Já se compararam as mangás de Kiriko Nananan com breves storyboards, não só devido à sua característica gráfica de representar personagens nas vinhetas sem mais informação visual, como também pelos seus diálogos esparsos, vulgares, contemporâneos, realistas (de que as traduções francesa e inglesa parecem dar boa figura).
Blue é uma série de 10 capítulos que contam a história de um amor adolescente entre duas adolescentes. Não se trata de memórias, mas de algo que nos é contado num ligeiro desfasamento em relação ao presente da acção. Essa leveza é da maior importância. Se bem que o amor é entre duas raparigas, nada sabemos do que se terá passado depois, e também não se explora uma qualquer dimensão sociológica. Importa apenas que essa atracção existiu, foi sentida de modo diferente pelas duas raparigas, Kayako e Masami, e que foi sempre acompanhado por um teor elegíaco, mesmo quando respirava.
É essa leveza que é transmitida por toda a estratégia gráfica. A indistinção entre as personagens, sobretudo as protagonistas, parece ser propositado, claro, e não uma mera falta de construção, ou um certo estilo à mangá a que nos pudéssemos ter (mal-)habituado. Por outro lado, se existe a ideia feita de que o amor opera sobre pessoas que possuem já características em comum e que, no seu exercício e influência, essas mesmas pessoas se vão tornando cada vez mais parecidas uma com a outra, aqui essa ideia é elevada à operatividade gráfica máxima, quase como uma hipérbole.

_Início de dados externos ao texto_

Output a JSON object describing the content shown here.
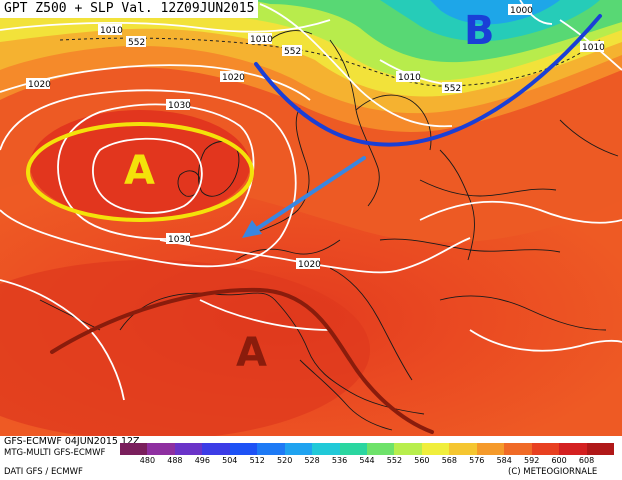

Bastará folhear outras histórias de Nananan (uma publicada em Sake Jock, pela Fantagraphics, e duas pela Viz em Secret Comics Japan) para notar que essa estratégia de simplificar os desenhos das pessoas não se repete sempre (outras particularidades a esquematização das personagens, a ausência de detalhes cenográficos, os brancos, um texto flutuante e narração extradiegética ou monólogos interiores sim). Os desenhos de Kiriko Nananan parecem ter ganho um maior controlo dos contornos e dessa estilização gráfica quase industrial, em relação a trabalhos anteriores, como Heartless Bitch (na SCJ). Já antes falei desse possível estilo industrializado, ainda que com um ímpeto mais fraco e frutos menos conseguidos, em relação ao Fujisan de Akira Sasô.
Os usos dos grandes espaços ou vinhetas em branco, a ausência de detalhes radicais, por vezes, apenas com as personagens vogando na vinheta também não são do mesmo teor que, por exemplo, os já citados exemplos de Frederik Peeters ou o ambiente etéreo de Fazenda/Nora nas histórias de Cotrim. Se por um lado, podem instigar-nos a um centrar das atenções às personagens implicadas, como que esbatendo as circunstâncias em que se movem, elevando tudo o que é visível a um simbolismo generalizado, por outro poderá decorrer de um honesto interesse pelo essencialmente humano: as emoções, as ligações momentâneas que todos fazemos no dia-a-dia, mas de forma entregue, nunca falsa.
Não é acreditar que o amor dure para sempre, mas simplesmente amar para sempre enquanto o amor durar, para lembrar Vinicius de Moraes. O contraste mais marcante permitido põe esse estilo é precisamente a utilização de personagens e décors tão planos e reduzidos a um mínimo de expressividade gráfica para explorar pequenos tormentos emocionais que se desenrolam no interior, sem porém entrar em grandes lances dramáticos.
Não se trata nem de uma novela erótica, nem de uma soap opera. Sinais simples, como a minúscula lágrima nos olhos de Kirishima na pg. 49, bastarão para nos convencer de qual o tema retratado.
A um primeiro olhar, poder-nos-ão surgir essas criaturas femininas tão impávidas e superiores à emoção humana como as que Furuya Usumaru havia explorado ironicamente em Short Cuts (Viz): as kogal. Ou mesmo como qualquer dessas personagens de bd ou merchandising derivado de Hello Kitty e simplesmente com o intuito de um certo fetichismo das raparigas japonesas. Se bem que todas as personagens pareçam belas demais para serem realistas, Nananan brinca com essa aproximação, como já havia feito noutros trabalhos.
Porém, sendo esta uma obra de maior fôlego, torna-se a sua exploração das emoções femininas bem mais narrativa do que impressionista. Quer dizer, parece precisamente essa direcção de criaturas distantes e frias que o estilo gráfico de Kiriko Nananan parece apontar, para depois nos desviar dele radicalmente pela exploração contínua dos enganos amorosos das duas raparigas.
Tendo começado na (como não?) Garo, faria parte do currículo da autora explorar um domínio relativamente recente na mangá, que não se coaduna com explorações chãs das relações humanas, mas parece vertido à representação de verdadeiras e acabadas personalidades.